题
所以,这个作品:
·H
public slots:
void addMenu(QString passedName);
signals:
void clicked(const QString &text);
的.cpp
signalMapper = new QSignalMapper(this);
signalMapper->setMapping(button, QString("passed_value"));
connect(button, SIGNAL(clicked()), signalMapper, SLOT(map()));
connect(signalMapper, SIGNAL(mapped(QString)), this, SLOT(addMenu(QString)));
现在,我想传递一个QMAP
·H
public slots:
void addMenu(QMap < QString, QString > map);
signals:
void clicked(const QMap < QString, QString > &map);
的.cpp
//map is defined above
signalMapper = new QSignalMapper(this);
signalMapper->setMapping(button, map);
connect(button, SIGNAL(clicked()), signalMapper, SLOT(map()));
connect(signalMapper, SIGNAL(mapped(QObject*)), this, SLOT(addMenu(QMap < QString, QString >)));
编辑:我还尝试添加一个typedef,但仍然得到相同的错误
·H
public:
typedef QMap < QString, QString > passedMapType;
public slots:
void addMenu(passedMapType map);
signals:
void clicked(passedMapType map);
的.cpp
passedMapType passedMap;
passedMap.insert(QString("key"), QString("value"));
signalMapper = new QSignalMapper(this);
signalMapper->setMapping(button, passedMap);
connect(button, SIGNAL(clicked()), signalMapper, SLOT(map()));
connect(signalMapper, SIGNAL(mapped(QObject*)), this, SLOT(addMenu(passedMapType));
....
addMenu(passedMapType passedMap) {
}
解决方案
“现在,我想传递一个QMAP
这不是一个普通的信号/槽或宏扩展问题,而是QSignalMapper的限制。

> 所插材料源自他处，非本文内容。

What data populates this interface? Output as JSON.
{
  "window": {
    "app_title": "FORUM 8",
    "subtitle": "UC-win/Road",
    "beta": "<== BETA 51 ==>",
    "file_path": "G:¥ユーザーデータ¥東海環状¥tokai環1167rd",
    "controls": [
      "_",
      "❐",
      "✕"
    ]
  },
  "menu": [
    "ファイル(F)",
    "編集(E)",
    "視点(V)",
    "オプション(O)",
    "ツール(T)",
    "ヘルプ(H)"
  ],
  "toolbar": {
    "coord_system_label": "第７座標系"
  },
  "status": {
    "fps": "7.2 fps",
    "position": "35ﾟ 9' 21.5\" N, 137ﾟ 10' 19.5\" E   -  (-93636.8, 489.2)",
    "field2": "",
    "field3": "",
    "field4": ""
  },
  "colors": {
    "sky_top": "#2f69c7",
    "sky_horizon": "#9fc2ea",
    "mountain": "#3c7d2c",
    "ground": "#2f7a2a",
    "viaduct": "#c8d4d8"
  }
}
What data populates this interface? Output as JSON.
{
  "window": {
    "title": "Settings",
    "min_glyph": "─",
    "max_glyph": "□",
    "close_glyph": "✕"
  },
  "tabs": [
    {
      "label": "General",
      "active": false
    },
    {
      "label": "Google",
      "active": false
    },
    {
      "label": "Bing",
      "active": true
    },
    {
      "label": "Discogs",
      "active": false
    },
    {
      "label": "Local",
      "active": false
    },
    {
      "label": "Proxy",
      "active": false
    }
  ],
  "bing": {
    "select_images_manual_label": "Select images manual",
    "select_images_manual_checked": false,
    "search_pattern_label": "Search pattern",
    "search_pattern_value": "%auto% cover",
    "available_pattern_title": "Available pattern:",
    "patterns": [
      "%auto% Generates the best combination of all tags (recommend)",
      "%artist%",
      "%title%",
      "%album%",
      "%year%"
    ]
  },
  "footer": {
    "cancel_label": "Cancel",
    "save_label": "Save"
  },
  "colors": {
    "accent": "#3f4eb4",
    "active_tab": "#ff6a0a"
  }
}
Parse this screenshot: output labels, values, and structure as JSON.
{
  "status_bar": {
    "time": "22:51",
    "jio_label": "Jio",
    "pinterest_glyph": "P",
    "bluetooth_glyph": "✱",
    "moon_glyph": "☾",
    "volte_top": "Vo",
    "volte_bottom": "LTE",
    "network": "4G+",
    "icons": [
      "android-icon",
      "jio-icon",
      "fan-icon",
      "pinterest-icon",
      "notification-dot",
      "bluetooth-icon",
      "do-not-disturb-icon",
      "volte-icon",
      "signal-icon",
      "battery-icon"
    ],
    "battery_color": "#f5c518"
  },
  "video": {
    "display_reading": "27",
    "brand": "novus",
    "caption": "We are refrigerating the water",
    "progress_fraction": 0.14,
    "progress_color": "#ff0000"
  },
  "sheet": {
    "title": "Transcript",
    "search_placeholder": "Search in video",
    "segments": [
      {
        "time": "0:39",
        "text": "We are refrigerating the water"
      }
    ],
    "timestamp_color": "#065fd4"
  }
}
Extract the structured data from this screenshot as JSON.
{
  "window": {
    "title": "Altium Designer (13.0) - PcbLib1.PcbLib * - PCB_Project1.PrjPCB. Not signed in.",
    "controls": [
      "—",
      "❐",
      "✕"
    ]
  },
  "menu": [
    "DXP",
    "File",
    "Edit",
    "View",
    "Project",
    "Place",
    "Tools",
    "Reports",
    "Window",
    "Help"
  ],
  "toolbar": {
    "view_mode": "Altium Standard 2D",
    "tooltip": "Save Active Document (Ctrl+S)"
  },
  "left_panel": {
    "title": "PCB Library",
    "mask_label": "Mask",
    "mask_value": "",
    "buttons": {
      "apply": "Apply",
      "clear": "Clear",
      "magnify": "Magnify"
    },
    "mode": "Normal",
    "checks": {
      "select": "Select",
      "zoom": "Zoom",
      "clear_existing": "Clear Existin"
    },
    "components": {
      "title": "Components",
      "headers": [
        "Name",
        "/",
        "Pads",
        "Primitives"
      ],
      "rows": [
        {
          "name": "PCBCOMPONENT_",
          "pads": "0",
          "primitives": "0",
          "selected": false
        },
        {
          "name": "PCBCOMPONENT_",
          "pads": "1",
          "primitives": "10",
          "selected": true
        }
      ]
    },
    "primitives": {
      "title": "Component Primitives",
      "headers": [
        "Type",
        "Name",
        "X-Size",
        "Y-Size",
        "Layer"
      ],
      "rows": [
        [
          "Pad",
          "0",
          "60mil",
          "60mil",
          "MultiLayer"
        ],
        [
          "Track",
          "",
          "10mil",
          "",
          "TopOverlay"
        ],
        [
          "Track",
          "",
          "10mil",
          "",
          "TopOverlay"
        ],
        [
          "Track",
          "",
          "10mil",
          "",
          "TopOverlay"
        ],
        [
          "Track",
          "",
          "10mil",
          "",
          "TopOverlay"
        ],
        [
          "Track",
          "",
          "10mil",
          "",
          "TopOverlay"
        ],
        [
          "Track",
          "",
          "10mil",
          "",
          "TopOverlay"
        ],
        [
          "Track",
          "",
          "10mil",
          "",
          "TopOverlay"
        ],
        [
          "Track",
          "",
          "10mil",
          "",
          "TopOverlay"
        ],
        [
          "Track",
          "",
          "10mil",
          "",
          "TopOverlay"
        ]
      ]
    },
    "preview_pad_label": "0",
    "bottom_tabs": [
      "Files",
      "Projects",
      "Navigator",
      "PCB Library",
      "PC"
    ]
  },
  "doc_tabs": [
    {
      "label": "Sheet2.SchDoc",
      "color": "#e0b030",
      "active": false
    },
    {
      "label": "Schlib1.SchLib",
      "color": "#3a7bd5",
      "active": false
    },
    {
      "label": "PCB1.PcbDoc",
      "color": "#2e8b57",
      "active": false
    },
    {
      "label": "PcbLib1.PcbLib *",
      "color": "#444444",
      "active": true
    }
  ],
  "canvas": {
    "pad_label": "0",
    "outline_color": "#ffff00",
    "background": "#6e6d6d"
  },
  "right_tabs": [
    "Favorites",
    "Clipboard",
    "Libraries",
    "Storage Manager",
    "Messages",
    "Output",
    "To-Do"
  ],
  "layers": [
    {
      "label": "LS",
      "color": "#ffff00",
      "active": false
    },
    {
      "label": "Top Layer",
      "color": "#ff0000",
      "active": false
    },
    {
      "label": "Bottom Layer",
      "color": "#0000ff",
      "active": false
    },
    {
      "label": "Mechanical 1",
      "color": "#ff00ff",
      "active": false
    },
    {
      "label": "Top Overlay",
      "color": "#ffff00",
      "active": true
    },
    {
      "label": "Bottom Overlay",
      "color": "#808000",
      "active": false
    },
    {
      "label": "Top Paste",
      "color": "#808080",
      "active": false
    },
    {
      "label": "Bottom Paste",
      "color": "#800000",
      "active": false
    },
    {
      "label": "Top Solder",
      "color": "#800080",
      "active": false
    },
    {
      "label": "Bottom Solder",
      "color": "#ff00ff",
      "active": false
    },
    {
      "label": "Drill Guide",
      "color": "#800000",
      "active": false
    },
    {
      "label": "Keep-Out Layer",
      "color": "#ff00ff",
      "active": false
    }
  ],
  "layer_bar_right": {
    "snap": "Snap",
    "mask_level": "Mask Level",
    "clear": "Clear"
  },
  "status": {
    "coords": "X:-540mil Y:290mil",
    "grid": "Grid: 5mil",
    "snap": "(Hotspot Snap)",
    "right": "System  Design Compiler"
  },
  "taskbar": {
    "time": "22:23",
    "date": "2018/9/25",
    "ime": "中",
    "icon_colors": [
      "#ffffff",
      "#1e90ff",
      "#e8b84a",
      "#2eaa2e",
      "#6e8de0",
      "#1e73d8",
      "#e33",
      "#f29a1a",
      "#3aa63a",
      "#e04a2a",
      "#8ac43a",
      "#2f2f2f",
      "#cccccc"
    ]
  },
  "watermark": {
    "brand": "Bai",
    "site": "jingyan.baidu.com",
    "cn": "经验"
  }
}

你可以不QMAP传递给setMapping,仅INT,QString的,QWidget的*和* QObject的。请参阅 QSignalMapper文档。
connect(signalMapper, SIGNAL(mapped(QObject*)), this, SLOT(addMenu(passedMapType));
这将不能工作,因为签名是不兼容的:QObject的*与QMAP。
我会做什么:保持一个QMAP
QMap<QWidget*, QMap<QString, QString> > map; //member of the class
//when creating the buttons:
for each button b:
signalMapper->setMapping( b, b );
map.insert( b, someMapForThisButton );
connect( signalMapper, SIGNAL(mapped(QWidget*)), this, SLOT(addMenuForButton(QWidget*)) );
//the slot:
void addMenuForButton(QWidget* w) {
const QMap<QString, QString> m = map.value( w );
create menu...
}
其他提示
使用typedef。我的感觉是两个的QString模板参数之间的逗号呈宏观膨胀的问题。
作为一个很好的解决办法,你可以使用QObject的。 QObject的具有嵌入式QMAP内。下面是如何不言而喻:
void sender() {
...
...
QObject *data = new QObject(0);
data->setProperty("Name","xxxx");
data->setProperty("Address","yyyy");
//You can also send QImage
QImage image;
...
data->setProperty("Image",image);
emit dataReady(data);
}
signals:
void dataReady(QObject*);
public slots:
void receiver(QObject *data) {
QString Name = data->property("Name").toString();
QString Address = data->property("Address").toString();
QImage image = data->property("Image").value<QImage>();
data->deleteLater();
}
这是一个纯粹的猜测,但你可能需要使用指针类型呢?我从未有过很幸运通过引用传递与&
public slots:
void addMenu(QMap<QString, QString> *map);
signals:
void clicked(QMap<QString, QString> *map);
在信号和槽必须具有相同的参数类型(它的一个函数调用,各种各样的),所以这条线是错误的:
connect(signalMapper, SIGNAL(mapped(QObject*)), this, SLOT(addMenu(passedMapType));
您可能需要重新考虑你的逻辑有点使这项工作。